De vez em quando me vem aos pensamentos.
Até quando a vida que temos levado tem valido a pena.
Fecham-nos os olhos quando paramos de respirar. O último suspiro indica a chegada da morte. A derradeira vez que vemos os amigos pra nós tem o mesmo valor de quando vivos apertamos suas mãos. A última morada tem endereço fixo no campo santo. Ali não se visita a não ser em dias especiais.
O dia de visitar entes queridos. Depois de suas partidas. Recai no dia de amanhã. Ali compareço. Percorro o campo santo. Oro no túmulo de meus pais. Deposito flores vivais no lugar onde repousam mortos. Nem sei se eles. Suas ossadas brancas. Que talvez tenham sido jogadas num saco preto. Sabem se eu ali estive. Mas sei que tudo aquilo que foi passado junto deles traz-me uma saudade imensa. Daqueles tempos bons que infelizmente não voltam mais.
Enquanto houver vida deveria haver esperança. Em dias melhores; creio eu.
Mas tudo aquilo que tem passado Zezinho Desesperançoso. Descrente de tudo na vida. Uma vida dura se é que se pode ser chamada vida. Pra ele melhor a morte. Isso ele me disse num dia igual aos outros.
Zezinho nasceu numa noite chuvosa.
A casinha modesta onde morava de favor era dependurada num morro num cortiço imundo. Ali imperava a lei do mais forte. Um odor nauseabundo entrava pelas narinas daquela gente sofrida. Era um cheiro de droga misturado a fedentina de merda purinha.

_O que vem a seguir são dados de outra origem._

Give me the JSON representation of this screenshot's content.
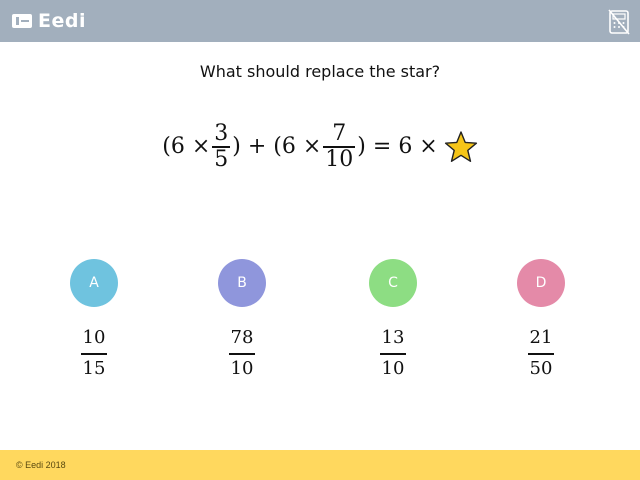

Quando chovia o barranco descia na enxurrada. Na última tempestade acabou por soterrar barracos ceifando muitas vidas preciosas.
Zezinho era tido como um garoto sem defeitos. Prestativo pronto a ajudar aos outros.
Mas a vida que ele levava nada tinha a dever as piores que tenho noticia. Sua mãe postiça era promiscua de verdade. Um dia ela aparecia em companhia de sujeitos nada recomendáveis. Fazia sexo desprotegida. Daí a ver crescer a barriga que desinchava nove meses depois.
Zezinho sempre me dizia: “enquanto houver vida deveria haver esperança”.
Mas naquela madrugada, malograda. Numa noite que choveu a encher baldes. O barraco onde vivia Zezinho foi abaixo na enxurrada. Nada restou dele a não ser um monte de tábuas apodrecidas pela precariedade da construção improvisada.
Naquela noite trágica sucumbiram amigos de nosso amigo Zezinho. Nem se sabem quantos; foram- dezenas.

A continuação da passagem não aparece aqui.